La réception, par les disciples de Metz, de la pensée de leur maître fait cependant preuve d’un trait qu’il nous faut souligner : la discussion du caractère négatif de la théologie politique n’est pas replacée dans le cadre du diagnostic complet, que l’on trouve chez Metz, de la situation postmoderne comme situation spirituelle du temps. Or, le diagnostic de cette situation, que Metz décrit donc à la fois comme crise de Dieu (mort de Dieu), crise de l’homme (mort de l’homme), crise de la mémoire (de la souffrance) ou crise du temps (comme temps avec fin), est caractérisé par deux énoncés, dont Metz décrit la relation : notre époque connaît une crise de la mémoire, qui fait perdre à la fois le sens de Dieu et celui de l’homme ; la crise du temps consiste dans la présence, à l’arrière-plan de la modernité, du mythe du temps sans fin, qui s’oppose au message biblique d’un temps avec fin et qui rend impossible la mémoire[62]. À partir d’un tel diagnostic, Metz affirme la nécessité de revenir à un éthos de la mémoire, et recommande, entre autres, l’attention aux institutions porteuses de la mémoire que sont les Églises. Cependant, si Metz décrit la conception du temps avec fin comme une condition de possibilité d’une pratique du souvenir, il ne répond pas à la question, déterminante dans le contexte de la crise postmoderne, de savoir si l’affirmation elle-même d’une fin des temps, par laquelle la foi renvoie à autre chose qu’elle-même, a une fonction historique. Il ne dit pas si l’énoncé d’une fin des temps est un mythe, au sens où il emploie ce terme, ni dans quelles conditions il est possible d’énoncer la fin des temps de façon non mythologique.

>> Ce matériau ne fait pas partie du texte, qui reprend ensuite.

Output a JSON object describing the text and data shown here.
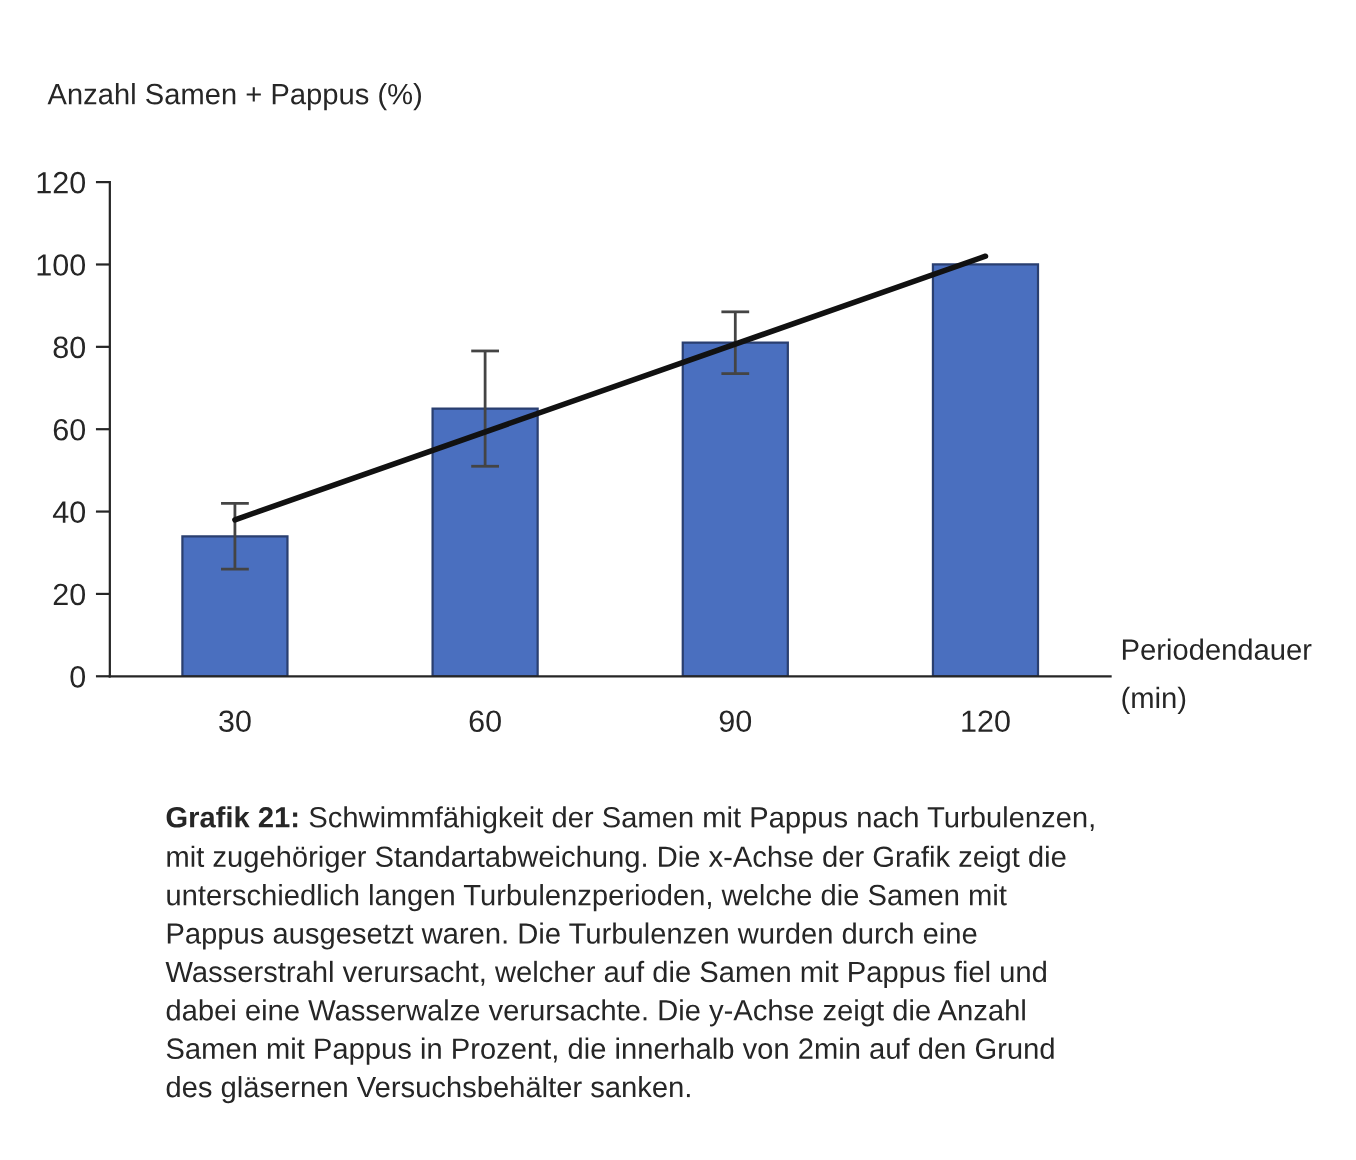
{
  "chart_data": {
    "type": "bar",
    "categories": [
      "30",
      "60",
      "90",
      "120"
    ],
    "series": [
      {
        "color": "#4a6fbf",
        "values": [
          34,
          65,
          81,
          100
        ],
        "errors": [
          8,
          14,
          7.5,
          null
        ]
      },
      {
        "type": "line",
        "color": "#111111",
        "x": [
          "30",
          "120"
        ],
        "values": [
          38,
          102
        ]
      }
    ],
    "ylabel": "Anzahl Samen + Pappus (%)",
    "xlabel": "Periodendauer\n(min)",
    "ylim": [
      0,
      120
    ],
    "yticks": [
      0,
      20,
      40,
      60,
      80,
      100,
      120
    ],
    "grid": false,
    "legend": false,
    "annotations": [
      "Grafik 21:",
      "Schwimmfähigkeit der Samen mit Pappus nach Turbulenzen,\nmit zugehöriger Standartabweichung. Die x-Achse der Grafik zeigt die\nunterschiedlich langen Turbulenzperioden, welche die Samen mit\nPappus ausgesetzt waren. Die Turbulenzen wurden durch eine\nWasserstrahl verursacht, welcher auf die Samen mit Pappus fiel und\ndabei eine Wasserwalze verursachte. Die y-Achse zeigt die Anzahl\nSamen mit Pappus in Prozent, die innerhalb von 2min auf den Grund\ndes gläsernen Versuchsbehälter sanken."
    ]
  }
}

La critique que nous émettons au sujet du statut de l’affirmation de la fin des temps concerne le caractère concret et pratique de la théologie politique. Prise de façon isolée, l’affirmation d’une théologie négative encourt le danger d’être réduite à l’impératif abstrait de la pratique de la mémoire, impératif qui serait formulé indépendamment d’une analyse concrète du fait chrétien aujourd’hui. Abstraite reste une recommandation de la pratique de la mémoire, qui ne se référerait pas au sujet de cette pratique et se dispenserait d’un examen des possibilités historiques de sa mise en oeuvre. Si l’affirmation d’une fin des temps est une caractéristique inaliénable de la foi chrétienne concrète, et si l’Église est un paramètre incontournable du fait chrétien aujourd’hui, cette caractéristique de la foi chrétienne peut-elle être affirmée indépendamment d’un discours ecclésiologique qui s’engage sur des éléments concrets de description de l’Église[63] ? Le discours d’une théologie pratique ne passe-t-il pas nécessairement par une ecclésiologie explicite[64] ?

Parce que l’oeuvre de Metz laisse en suspens certaines questions déterminantes, la réception de son oeuvre promet d’être encore l’objet de débats passionnés, qui ne peuvent qu’être utiles à la réflexion et la recherche théologiques.